Below is the latest The Pain -- When Will It End?
Updated 11/06/02

Artist's Statement

Taking a break from bashing George and Mister Cheney this week to make cruel sport of gun owners, whom I have not insulted since the last zany fad for school and office shootings blew over a couple of years ago. Then I focused mostly on gun lobbyists, who as far as I'm concerned are several ethical rungs below both crack dealers, who are at least up-front about just trying to make a buck, and terrorists, who you have to admit genuinely believe in their cause. Their (gun lobbyists') blind, indiscriminate opposition to even the most commonsensical gun laws--waiting periods, background checks, banning assault weapons, being able to trace any bullet back to the gun that fired it--seems to me to be one of those rare instances in political life of clear-cut, indefensible Evil. To me it seems weirdly obvious that the compromise solution ought to be that rifles should be legal in rural areas where people hunt and all firearms should be illegal everywhere else. This wouldn't prevent the occasional school or workplace killing spree (and, really, who'd want to live in a world without them?) but it might decrease the number of boring everyday murders in crack-ridden cities like Baltimore.

This time, though, I thought I'd just go ahead and call all gun owners assholes. Listen: I've been a victim of violent crime (long story, and you'd think I was making it up anyway), and every once in a while over the years I've thought of maybe buying a gun and learning to use it safely, sort of like how I keep thinking I ought to learn French. But then I remember, except then I'd be an asshole.
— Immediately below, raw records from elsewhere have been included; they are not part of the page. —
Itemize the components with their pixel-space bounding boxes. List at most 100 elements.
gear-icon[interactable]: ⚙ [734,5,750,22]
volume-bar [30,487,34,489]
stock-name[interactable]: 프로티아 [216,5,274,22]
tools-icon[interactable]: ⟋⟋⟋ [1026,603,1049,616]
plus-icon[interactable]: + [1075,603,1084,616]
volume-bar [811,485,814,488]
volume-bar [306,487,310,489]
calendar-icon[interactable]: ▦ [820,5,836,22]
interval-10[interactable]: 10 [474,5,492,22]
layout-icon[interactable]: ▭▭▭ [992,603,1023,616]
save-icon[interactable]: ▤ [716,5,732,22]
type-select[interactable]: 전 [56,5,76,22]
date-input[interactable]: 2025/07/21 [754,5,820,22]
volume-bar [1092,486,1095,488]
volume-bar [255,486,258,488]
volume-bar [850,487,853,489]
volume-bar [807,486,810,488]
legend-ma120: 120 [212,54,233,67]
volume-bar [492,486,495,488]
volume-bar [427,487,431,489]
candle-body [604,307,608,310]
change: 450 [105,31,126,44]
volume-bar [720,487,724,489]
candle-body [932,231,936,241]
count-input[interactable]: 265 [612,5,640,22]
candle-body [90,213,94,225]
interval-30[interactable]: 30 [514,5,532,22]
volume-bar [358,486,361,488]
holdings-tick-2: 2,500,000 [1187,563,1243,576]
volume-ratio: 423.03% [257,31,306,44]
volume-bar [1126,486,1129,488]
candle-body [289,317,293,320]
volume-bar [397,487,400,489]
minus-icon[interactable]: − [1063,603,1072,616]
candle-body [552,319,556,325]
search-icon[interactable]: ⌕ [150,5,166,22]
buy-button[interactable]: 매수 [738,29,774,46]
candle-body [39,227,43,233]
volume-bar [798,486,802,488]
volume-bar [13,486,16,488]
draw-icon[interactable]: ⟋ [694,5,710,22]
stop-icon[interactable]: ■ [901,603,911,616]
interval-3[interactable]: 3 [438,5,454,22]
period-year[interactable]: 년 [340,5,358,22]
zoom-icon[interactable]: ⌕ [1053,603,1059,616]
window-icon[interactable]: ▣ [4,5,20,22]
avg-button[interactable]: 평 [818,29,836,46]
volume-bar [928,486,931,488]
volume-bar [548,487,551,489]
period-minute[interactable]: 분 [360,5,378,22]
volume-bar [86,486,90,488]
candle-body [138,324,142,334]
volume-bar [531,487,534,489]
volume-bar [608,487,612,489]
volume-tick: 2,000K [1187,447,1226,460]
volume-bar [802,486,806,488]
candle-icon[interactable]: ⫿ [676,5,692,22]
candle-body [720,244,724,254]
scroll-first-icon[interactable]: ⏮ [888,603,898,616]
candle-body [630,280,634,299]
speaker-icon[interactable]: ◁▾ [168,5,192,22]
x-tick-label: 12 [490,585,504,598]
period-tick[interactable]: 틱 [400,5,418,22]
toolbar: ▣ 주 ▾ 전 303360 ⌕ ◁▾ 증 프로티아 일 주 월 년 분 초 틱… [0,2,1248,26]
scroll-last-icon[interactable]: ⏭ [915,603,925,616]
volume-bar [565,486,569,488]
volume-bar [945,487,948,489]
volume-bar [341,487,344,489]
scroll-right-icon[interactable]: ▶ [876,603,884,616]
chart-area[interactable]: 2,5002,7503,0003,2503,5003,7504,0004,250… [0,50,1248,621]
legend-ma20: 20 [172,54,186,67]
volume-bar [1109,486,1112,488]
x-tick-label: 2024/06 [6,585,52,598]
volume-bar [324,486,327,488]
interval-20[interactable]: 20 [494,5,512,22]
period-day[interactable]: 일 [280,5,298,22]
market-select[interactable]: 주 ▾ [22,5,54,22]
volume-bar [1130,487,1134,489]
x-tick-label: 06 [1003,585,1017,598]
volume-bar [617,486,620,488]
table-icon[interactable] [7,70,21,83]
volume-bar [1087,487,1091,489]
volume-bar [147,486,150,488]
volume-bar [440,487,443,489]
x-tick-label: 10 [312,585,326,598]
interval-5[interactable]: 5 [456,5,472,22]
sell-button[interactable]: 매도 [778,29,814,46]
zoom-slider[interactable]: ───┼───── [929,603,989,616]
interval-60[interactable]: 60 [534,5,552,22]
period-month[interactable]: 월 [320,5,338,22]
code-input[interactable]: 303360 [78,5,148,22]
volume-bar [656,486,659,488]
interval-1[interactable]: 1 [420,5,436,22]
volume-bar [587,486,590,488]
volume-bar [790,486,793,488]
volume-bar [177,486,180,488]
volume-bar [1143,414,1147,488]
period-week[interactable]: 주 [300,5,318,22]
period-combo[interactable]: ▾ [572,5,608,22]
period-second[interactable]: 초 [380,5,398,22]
It's not like owning a gun would have protected me when I was attacked (it was in Crete, for one thing, where I don't think I could've taken a gun through customs, or carried one concealed through the back alleys of Rethymnou, and it was too dark and I was too drunk to have used it as an effective deterrent or for accurate defense, plus I never even saw the guy who stabbed me), and I can't imagine any realistic scenario in which it ever would--though I can imagine plenty of cool fantastic ones, and I think it is on these pathetic fantasies that the gun industry is founded. Like the manufacturers of any other useless product, they're selling a fantasy--in this case, a fantasy of power and security for people who feel impotent and terrified. It's the same fantasy, I think, behind the Cheney Doctrine, this idea that you can defeat all your enemies and control every other country in the world and finally no one anywhere will ever be able to hurt you again. It's insane and hopeless. The unsaleable truth is that some total stranger, some mean little loser like John Mohammed, could kill you or the people you love at any moment and there's nothing you can buy that's going to change that or make you feel any better about it, except maybe crack.
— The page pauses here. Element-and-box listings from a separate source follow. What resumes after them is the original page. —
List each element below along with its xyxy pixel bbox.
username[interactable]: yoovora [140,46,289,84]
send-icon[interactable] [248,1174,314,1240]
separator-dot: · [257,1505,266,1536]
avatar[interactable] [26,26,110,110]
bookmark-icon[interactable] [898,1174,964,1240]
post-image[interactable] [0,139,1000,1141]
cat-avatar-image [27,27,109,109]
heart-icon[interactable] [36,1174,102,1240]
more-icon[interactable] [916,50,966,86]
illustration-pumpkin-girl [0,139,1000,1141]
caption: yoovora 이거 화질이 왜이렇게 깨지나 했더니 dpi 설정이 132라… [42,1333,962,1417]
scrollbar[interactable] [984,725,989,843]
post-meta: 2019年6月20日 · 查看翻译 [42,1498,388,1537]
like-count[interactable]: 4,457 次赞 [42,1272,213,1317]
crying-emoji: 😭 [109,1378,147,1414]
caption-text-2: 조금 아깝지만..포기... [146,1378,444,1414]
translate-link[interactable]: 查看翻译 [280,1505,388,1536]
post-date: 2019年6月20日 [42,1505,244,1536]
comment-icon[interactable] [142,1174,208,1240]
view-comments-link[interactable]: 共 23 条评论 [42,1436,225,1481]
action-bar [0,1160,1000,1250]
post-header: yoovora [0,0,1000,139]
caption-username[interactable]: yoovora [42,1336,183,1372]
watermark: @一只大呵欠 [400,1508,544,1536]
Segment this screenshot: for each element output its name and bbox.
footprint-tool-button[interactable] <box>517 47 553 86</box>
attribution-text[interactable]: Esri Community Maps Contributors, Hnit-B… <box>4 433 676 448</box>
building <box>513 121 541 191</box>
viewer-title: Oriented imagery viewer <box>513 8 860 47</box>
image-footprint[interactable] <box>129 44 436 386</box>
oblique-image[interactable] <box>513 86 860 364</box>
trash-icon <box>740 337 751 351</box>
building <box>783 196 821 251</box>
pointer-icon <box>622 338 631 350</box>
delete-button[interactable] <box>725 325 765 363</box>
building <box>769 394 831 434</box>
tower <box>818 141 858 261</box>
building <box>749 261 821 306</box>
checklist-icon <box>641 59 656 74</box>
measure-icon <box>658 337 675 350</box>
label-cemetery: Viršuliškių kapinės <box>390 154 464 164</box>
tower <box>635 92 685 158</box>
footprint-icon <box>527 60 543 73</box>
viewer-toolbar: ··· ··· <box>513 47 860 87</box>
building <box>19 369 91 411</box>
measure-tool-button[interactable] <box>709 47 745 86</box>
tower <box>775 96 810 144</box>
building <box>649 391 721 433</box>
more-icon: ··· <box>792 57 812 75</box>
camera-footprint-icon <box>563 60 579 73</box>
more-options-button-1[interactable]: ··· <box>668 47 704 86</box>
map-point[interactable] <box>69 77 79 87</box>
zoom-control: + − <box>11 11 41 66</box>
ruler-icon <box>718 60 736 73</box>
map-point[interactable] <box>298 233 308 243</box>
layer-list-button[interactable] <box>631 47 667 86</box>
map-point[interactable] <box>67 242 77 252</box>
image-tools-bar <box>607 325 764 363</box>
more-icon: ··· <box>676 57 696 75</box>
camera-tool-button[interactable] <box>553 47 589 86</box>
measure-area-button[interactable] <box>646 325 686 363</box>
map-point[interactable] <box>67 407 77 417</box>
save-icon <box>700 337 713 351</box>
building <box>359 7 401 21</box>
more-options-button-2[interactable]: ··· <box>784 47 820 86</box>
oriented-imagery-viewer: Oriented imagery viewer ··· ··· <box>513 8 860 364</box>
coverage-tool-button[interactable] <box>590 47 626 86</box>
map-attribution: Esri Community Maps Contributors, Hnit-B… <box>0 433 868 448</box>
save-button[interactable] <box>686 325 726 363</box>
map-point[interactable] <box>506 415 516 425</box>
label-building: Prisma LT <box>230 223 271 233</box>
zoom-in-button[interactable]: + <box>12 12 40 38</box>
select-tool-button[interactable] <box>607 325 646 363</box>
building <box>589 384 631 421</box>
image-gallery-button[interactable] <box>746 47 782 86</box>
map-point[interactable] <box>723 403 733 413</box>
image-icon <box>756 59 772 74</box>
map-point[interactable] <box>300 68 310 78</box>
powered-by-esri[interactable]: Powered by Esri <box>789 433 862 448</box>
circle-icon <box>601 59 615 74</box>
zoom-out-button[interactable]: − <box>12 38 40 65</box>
I will issue one of my rare apologies to Randy Gardner, gun owner, deer hunter, fanatical fisherman, and true redneck, who always says just the right impolitic thing you've been wishing someone would say and seems to show up with an entire bottle of  whiskey on every social occasion, traits to be prized. Paradoxically, Randy only gets an apology for the hunter cartoon because I suspect he won't be offended by it. In fact I wouldn't be surprised if he started asking "Now who's yer daddy?" of each and every deer and bigmouth bass.

"Sic Semper Tyrannis" ("thus always to tyrants"), the state motto of Virginia, is what John Wilkes Booth yelled after shooting President Lincoln. (Funny Virginia never changed their slogan. You'd think something like that would kind of taint it.) Its corrupted quotation here is intended only to illustrate the sad decline in oratorial skills among our political assassins as well as our politicians over the last century. As always, let me state for the record that I neither wish to assassinate the President nor to advocate his assassination. Hey, I don't even own a gun. But you'll take my pen away from me when you pry it from my cold, dead fingers.